New South Wales and Victoria have agreed to sell their stakes in the hydro scheme for nearly $5bn, which they will invest in other infrastructure projects.

Australia’s federal government will acquire stakes held by the state governments of New South Wales and Victoria in electricity generator Snowy Hydro for more than A$6 billion ($4.68 billion; €3.77 billion), making itself the sole owner of the power scheme.

The Australian government already holds a 13 percent stake in the largest hydropower producer in Australia, which it describes as a critical player in the national electricity market. Snowy Hydro owns and operates 5.5GW of generation capacity including the Snowy Mountains Scheme, an integrated water and hydro-electric power utility built in 1949, as well as some gas and diesel generation.
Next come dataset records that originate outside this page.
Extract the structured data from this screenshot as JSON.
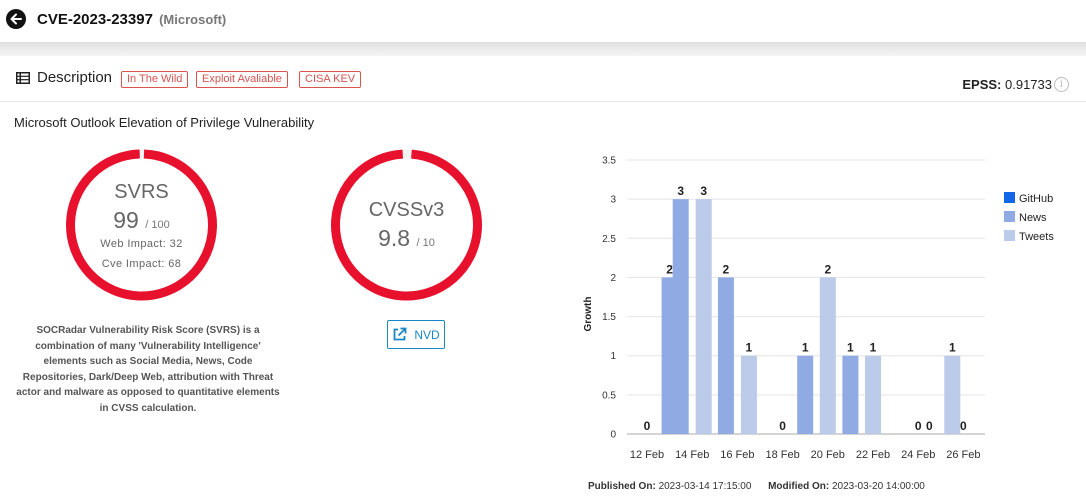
{
  "header": {
    "cve_id": "CVE-2023-23397",
    "vendor": "(Microsoft)"
  },
  "description": {
    "title": "Description",
    "tags": [
      "In The Wild",
      "Exploit Avaliable",
      "CISA KEV"
    ],
    "epss_label": "EPSS:",
    "epss_value": "0.91733",
    "info_icon": "i",
    "text": "Microsoft Outlook Elevation of Privilege Vulnerability"
  },
  "svrs": {
    "label": "SVRS",
    "score": "99",
    "max": "/ 100",
    "web_impact": "Web Impact: 32",
    "cve_impact": "Cve Impact: 68",
    "fill_fraction": 0.99,
    "explanation": "SOCRadar Vulnerability Risk Score (SVRS) is a combination of many 'Vulnerability Intelligence' elements such as Social Media, News, Code Repositories, Dark/Deep Web, attribution with Threat actor and malware as opposed to quantitative elements in CVSS calculation."
  },
  "cvss": {
    "label": "CVSSv3",
    "score": "9.8",
    "max": "/ 10",
    "fill_fraction": 0.98,
    "button_label": "NVD",
    "button_icon": "external-link-icon"
  },
  "colors": {
    "gauge": "#e8112d",
    "accent": "#1a87c5",
    "tag": "#d9534f",
    "github": "#1166e8",
    "news": "#90abe3",
    "tweets": "#bccbea"
  },
  "chart_data": {
    "type": "bar",
    "ylabel": "Growth",
    "xlabel": "",
    "ylim": [
      0,
      3.5
    ],
    "yticks": [
      "0",
      "0.5",
      "1",
      "1.5",
      "2",
      "2.5",
      "3",
      "3.5"
    ],
    "xticks": [
      "12 Feb",
      "14 Feb",
      "16 Feb",
      "18 Feb",
      "20 Feb",
      "22 Feb",
      "24 Feb",
      "26 Feb"
    ],
    "legend_position": "right",
    "legend": [
      "GitHub",
      "News",
      "Tweets"
    ],
    "points": [
      {
        "x": "2023-02-12",
        "series": "Tweets",
        "value": 0
      },
      {
        "x": "2023-02-13",
        "series": "News",
        "value": 2
      },
      {
        "x": "2023-02-14",
        "series": "News",
        "value": 3
      },
      {
        "x": "2023-02-14",
        "series": "Tweets",
        "value": 3
      },
      {
        "x": "2023-02-16",
        "series": "News",
        "value": 2
      },
      {
        "x": "2023-02-16",
        "series": "Tweets",
        "value": 1
      },
      {
        "x": "2023-02-18",
        "series": "Tweets",
        "value": 0
      },
      {
        "x": "2023-02-19",
        "series": "News",
        "value": 1
      },
      {
        "x": "2023-02-20",
        "series": "Tweets",
        "value": 2
      },
      {
        "x": "2023-02-21",
        "series": "News",
        "value": 1
      },
      {
        "x": "2023-02-22",
        "series": "Tweets",
        "value": 1
      },
      {
        "x": "2023-02-24",
        "series": "Tweets",
        "value": 0
      },
      {
        "x": "2023-02-25",
        "series": "Tweets",
        "value": 0
      },
      {
        "x": "2023-02-25",
        "series": "Tweets",
        "value": 1
      },
      {
        "x": "2023-02-26",
        "series": "Tweets",
        "value": 0
      }
    ]
  },
  "footer": {
    "published_label": "Published On:",
    "published_value": "2023-03-14 17:15:00",
    "modified_label": "Modified On:",
    "modified_value": "2023-03-20 14:00:00"
  }
}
The three governments agreed the fair market value of Snowy Hydro stands at A$7.8 billion. Allowing for Snowy Hydro’s debt, NSW will receive A$4.15 billion for its 58 percent stake in Snowy Hydro and Victoria A$2.08 billion for the remaining 29 percent interest.

NSW and Victoria have committed to investing the sales proceeds in “productive infrastructure”, with a view to boosting economic growth in their respective states.

“This is simply a change in the ownership of the shares in the company and for Snowy Hydro it’s very much business as usual,” said the utility. “We’re continuing to progress the Snowy 2.0 project as we move towards a final investment decision which will be made by our independent board of directors,” the utility stated, referring to the expansion scheme that would add an additional 2GW of dispatchable generation and 350,000MWh of large-scale pumped hydro storage.

The expansion project, which is estimated to cost between A$3.8 billion and A$4.5 billion, has generated a lot of interest from the market due to its national significance and Snowy Hydro’s BBB+ credit rating, a spokeswoman for the utility told Infrastructure Investor.

“Snowy Hydro will use debt and equity to fund the project. The structure and total amount will be determined by our independent board of directors and shareholders with the final investment decision expected in late 2018,” she said.

“We will structure the debt to ensure we can make staggered drawdowns to match the construction capital expenditure profile, which will extend into early 2020s. The remainder of the project costs will be funded through internal revenue streams,” she added.

Snowy Hydro has been a topic of privatisation discussions in Australia since 2006 when the three governments intended to sell their interests at that time. The privatisation was soon called off as the federal government withdrew from the transaction, in response to public community concerns.